La danse serpentine - Loïe Fuller
Butterfly woman, flower woman, fire woman, with her use of lights and veils it's fair to say that the first dancer to choreograph with props was Loïe Fuller. She became one of the queens of the Belle Époque and the first modern artist to perform solo outside the traditional ballets and the revue shows.
Loïe Fuller developed a very personal dance style based on an extremely widespread genre from the music hall stages: "the Skirt Dance". She was freed from rules and conventions, and in some ways she invented the multi-media performance.
Parade – Serge de Diaghilev
During the 1920s, the coming together of the visual and the performing arts strongly influenced choreography, which began to adapt dance to the physical reality of the costumes and the props. In the famous performance of the Ballets Russes, Parade, each dancer is a character subjected to a type of dance influenced by the costume or the prop they wear or carry. According to Jean Cocteau, writer of the scenario, the costumes and set of Parade “far from hindering the choreographer, obliged him to break with tradition”. Parade is often regarded as the first modern ballet.
La danse des bananes - Joséphine Baker
At the height of the Roaring Twenties, Joséphine Baker, star of the Revue Nègre, inspired a new passion for all things concerning African art. With her mischievous airs and her comical belt made of bananas, mixing jazz, Charleston and primitive dance, Josephine Baker and her outfits overturned all the clichés and accepted ideas of this 20th century world simultaneously fascinated by exoticism and ill at ease with everything foreign to European culture.
Sanctum et Imago – Alwin Nikolaïs
In the 1950s and 60s, Alwin Nikolaïs xperimented with bodies and space.
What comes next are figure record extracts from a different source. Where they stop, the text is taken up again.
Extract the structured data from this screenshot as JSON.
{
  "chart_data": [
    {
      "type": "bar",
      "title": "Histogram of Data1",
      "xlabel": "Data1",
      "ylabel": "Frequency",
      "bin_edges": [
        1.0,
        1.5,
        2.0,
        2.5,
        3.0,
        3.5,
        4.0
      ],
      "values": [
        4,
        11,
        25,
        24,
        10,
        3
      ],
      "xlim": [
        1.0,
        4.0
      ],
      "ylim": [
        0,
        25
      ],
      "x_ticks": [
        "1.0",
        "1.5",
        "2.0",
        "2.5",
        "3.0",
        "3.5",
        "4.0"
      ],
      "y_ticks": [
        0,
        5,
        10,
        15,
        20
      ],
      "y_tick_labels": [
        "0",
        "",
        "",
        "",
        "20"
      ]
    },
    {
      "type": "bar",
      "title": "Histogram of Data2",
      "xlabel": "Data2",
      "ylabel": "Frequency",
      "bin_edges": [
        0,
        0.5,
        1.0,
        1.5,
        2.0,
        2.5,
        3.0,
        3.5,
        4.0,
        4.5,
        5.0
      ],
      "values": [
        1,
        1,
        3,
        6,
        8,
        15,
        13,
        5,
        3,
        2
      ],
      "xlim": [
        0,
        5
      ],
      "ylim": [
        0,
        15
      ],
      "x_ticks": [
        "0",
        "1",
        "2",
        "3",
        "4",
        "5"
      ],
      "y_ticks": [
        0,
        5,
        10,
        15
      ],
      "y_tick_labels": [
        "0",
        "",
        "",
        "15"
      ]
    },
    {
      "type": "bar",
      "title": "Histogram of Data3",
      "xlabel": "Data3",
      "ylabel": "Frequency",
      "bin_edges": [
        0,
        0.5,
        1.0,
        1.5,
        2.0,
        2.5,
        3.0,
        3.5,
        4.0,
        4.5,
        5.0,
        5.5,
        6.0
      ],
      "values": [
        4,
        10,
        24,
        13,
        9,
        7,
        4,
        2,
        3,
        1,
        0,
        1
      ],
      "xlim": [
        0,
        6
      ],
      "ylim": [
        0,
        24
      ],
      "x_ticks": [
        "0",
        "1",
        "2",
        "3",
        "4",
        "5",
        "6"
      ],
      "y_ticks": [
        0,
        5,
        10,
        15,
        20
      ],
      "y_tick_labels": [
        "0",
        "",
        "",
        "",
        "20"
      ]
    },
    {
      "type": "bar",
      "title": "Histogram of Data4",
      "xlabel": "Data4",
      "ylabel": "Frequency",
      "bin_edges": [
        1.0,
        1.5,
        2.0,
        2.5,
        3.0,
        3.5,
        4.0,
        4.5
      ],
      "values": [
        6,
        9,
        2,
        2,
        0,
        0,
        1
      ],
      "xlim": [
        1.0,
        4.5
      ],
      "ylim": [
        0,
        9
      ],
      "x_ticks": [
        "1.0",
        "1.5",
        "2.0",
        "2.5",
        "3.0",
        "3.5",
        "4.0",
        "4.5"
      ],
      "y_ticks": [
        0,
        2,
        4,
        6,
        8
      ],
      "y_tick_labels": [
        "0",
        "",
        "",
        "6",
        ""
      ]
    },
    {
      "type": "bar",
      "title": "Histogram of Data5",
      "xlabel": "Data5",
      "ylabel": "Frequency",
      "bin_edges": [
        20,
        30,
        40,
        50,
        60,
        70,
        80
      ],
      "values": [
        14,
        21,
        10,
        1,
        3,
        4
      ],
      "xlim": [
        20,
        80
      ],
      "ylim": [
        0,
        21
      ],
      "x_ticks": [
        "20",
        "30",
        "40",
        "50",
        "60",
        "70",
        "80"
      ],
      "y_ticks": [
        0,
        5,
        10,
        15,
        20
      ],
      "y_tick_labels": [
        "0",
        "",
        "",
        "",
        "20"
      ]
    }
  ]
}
To realise his concept of total theatre, he created his own music, sets and lights. He made a great deal of use of masks and props: “masks so that the dancer becomes something different, something other; and props to further increase his physical size in space. An American critic said: “With Nikolaïs, the dancers become the props and the props dance.”
Today, contemporary choreographers continue to experiment with these dancing objects, which have become true creative partners. These artists often use a mix of circus arts, installation art and contemporary dance. They free the props from their previous sole purpose as performance aids and give them a new poetic sense of elation and grace. »
100% polyester, objet dansant n°(à définir) – Christian Rizzo
100 % polyester, objet dansant n° (à définir) a short poetic gem created by Christian Rizzo and Cathy Olive makes the props dance. Only the wind coming from the ventilators placed on the stage allows the two tunics to intertwine, to turn and to be personified by the Aeolian movement. After training in visual arts and a brief flirtation with fashion design, Christian Rizzo fuses installation art and performance, using both artists and object on stage.
Cavale - Yoann Bourgeois
Yoann Bourgeois, choreographer, juggler, artist, concerned above all with the instability of the body and of objects, promotes the idea of an “aesthetic of risk” made of plays of vertigo.
In Cavale, Yoann Bourgeois uses a base and trampoline, a staircase, two dancers and the imbalance found just between the moment of falling and of being suspended. Props are a pretext for momentum, a point of suspension, a musical counterpoint.
Une pièce mécanique - Geisha Fontaine et Pierre Cottreau
Geisha Fontaine and Pierre Cottreau are fans of subverting all kinds of rules usually associated with performance. Une pièce mécanique unites two dancers and a mechanical corps de ballet made of 25 objects/mobile sculptures on the stage. Dancers and objects are both subject and theme of the dance. This material dance, created using computer programming, mathematics and geometry, causes the human interpreters to be transformed by their contact with the mechanical objects; the composition of humans and objects becomes a new poetic device. Whether virtual or living, the emotion remains.